Tracy takes a range of things that real mathematicians do as her starting point. Chapter 7 for instance is titled, Mathematicians ask questions. She starts with a quote from Jo Boaler's book What's Math Got to Do with It?:
Peter Hilton, an algebraic topologist, has said: “Computation involves going from a question to an answer. Mathematics involves going from an answer to a question.” Such work requires creativity, original thinking, and ingenuity. All the mathematical methods and relationships that are now known and taught to schoolchildren started as questions, yet students do not see the questions. Instead, they are taught content that often appears as a long list of answers to questions that nobody has ever asked. 
She gives examples of resources for encouraging questioning, like 101questions and Notice and Wonder.

My favourite part of the chapter is one of the dips into real (and yes, vibrant) classrooms, this time with Deborah Nichols' first and second grades (p152). The question had come up, 'Are shapes math?'
The first step was to find out what the students wondered about shape.

And here are their questions.

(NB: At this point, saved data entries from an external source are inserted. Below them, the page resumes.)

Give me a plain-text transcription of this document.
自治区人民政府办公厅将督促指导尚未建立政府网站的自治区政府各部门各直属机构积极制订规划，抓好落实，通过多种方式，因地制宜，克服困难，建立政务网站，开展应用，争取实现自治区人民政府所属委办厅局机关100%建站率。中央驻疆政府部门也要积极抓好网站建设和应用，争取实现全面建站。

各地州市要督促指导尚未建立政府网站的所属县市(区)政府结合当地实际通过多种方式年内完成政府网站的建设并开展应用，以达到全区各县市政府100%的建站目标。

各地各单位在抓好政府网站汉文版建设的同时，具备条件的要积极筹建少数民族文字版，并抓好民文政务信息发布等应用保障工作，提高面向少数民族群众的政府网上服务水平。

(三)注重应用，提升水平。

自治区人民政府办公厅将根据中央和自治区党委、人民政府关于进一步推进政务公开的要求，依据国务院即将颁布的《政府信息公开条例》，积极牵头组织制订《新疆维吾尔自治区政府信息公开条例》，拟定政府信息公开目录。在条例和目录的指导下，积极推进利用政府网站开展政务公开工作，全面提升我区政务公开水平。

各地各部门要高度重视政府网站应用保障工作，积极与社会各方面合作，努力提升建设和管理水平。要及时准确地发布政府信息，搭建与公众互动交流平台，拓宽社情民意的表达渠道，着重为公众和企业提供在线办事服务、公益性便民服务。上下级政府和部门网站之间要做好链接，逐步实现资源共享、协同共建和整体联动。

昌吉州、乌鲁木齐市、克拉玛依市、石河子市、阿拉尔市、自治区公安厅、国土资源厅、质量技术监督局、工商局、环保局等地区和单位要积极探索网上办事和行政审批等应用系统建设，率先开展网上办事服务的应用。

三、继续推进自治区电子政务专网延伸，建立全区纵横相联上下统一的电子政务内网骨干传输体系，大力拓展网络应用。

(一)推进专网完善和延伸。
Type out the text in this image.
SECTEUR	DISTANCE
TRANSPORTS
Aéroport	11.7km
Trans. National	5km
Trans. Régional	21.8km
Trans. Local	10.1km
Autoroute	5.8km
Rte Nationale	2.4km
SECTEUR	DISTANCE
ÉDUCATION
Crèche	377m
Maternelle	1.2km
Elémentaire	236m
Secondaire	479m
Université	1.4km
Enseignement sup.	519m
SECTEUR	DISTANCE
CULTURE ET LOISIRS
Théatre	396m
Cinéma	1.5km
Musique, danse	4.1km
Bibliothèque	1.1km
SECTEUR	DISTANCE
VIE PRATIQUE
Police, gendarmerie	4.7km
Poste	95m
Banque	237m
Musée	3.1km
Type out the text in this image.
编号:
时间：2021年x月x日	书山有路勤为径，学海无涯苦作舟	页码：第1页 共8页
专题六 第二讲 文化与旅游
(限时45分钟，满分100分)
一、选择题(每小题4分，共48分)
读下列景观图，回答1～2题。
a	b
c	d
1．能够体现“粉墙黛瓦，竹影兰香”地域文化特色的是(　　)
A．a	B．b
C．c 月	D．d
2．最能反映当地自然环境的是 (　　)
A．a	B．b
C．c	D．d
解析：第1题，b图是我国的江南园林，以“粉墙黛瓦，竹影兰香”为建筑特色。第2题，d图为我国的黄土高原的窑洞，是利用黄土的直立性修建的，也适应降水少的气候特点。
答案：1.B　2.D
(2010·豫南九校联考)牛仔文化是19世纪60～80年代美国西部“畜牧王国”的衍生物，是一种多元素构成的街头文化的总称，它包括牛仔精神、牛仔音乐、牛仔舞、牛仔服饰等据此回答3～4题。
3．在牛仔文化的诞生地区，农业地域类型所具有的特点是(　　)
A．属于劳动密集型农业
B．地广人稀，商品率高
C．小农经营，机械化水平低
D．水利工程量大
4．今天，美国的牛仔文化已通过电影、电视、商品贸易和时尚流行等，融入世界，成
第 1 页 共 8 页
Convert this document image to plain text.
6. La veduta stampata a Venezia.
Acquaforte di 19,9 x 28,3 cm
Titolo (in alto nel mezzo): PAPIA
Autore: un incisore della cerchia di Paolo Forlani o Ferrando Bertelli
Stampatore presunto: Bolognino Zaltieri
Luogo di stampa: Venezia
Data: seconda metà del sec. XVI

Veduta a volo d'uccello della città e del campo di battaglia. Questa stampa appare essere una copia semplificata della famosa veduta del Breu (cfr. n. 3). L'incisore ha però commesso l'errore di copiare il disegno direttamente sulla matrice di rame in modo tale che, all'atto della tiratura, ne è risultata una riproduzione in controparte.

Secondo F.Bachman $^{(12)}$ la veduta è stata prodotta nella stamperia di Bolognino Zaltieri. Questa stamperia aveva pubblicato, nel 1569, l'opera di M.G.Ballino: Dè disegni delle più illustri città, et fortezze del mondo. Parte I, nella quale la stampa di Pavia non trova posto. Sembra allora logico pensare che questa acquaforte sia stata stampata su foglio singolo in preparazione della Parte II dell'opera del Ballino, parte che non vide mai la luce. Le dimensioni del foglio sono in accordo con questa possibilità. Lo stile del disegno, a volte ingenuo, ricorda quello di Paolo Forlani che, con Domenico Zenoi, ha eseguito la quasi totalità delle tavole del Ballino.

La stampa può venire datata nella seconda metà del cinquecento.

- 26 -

What an amazing set:
I want to ask some of these students what they meant by some of these! That first one, 'How big can circles go?' - is that about the practical constraints on us creating circles? Or is it about how circles start to look straight when they're really big? Like us walking on our planet. Or is she asking about circles in space? Or something else? Is the question 'How round can a circle be?' related?

Also, 'Are shapes fragile?' Did the questioner mean can shapes be distorted easily? Like the way a triangle or a tetrahedron model made of edges is quite robust, but a square or cube can be deformed easily?

Anyhow, what the teacher did was to arrange a sequence of experiences, with shapes that allowed for there to be a real dialogue between these questions, the shapes themselves and what the teacher needed to be learnt. Without allowing the inquiry to go off in directions that wouldn't really answer the questions, the students' questions - and the answers that came - stayed to the fore. Bit by bit the students built up the knowledge and vocabulary they needed to answer the more mathematical sides of their questions. And they thoroughly covered the learning that's set down for those grades.

As Tracy writes:
Perhaps knowing that students' inquisitiveness leads to the same ideas that mathematicians study and standard-writers emphasize can help us feel less pressure to tell and cover and explain. If we allow students to ask, we will likely end up in the same place but with much more engaged, empowered students.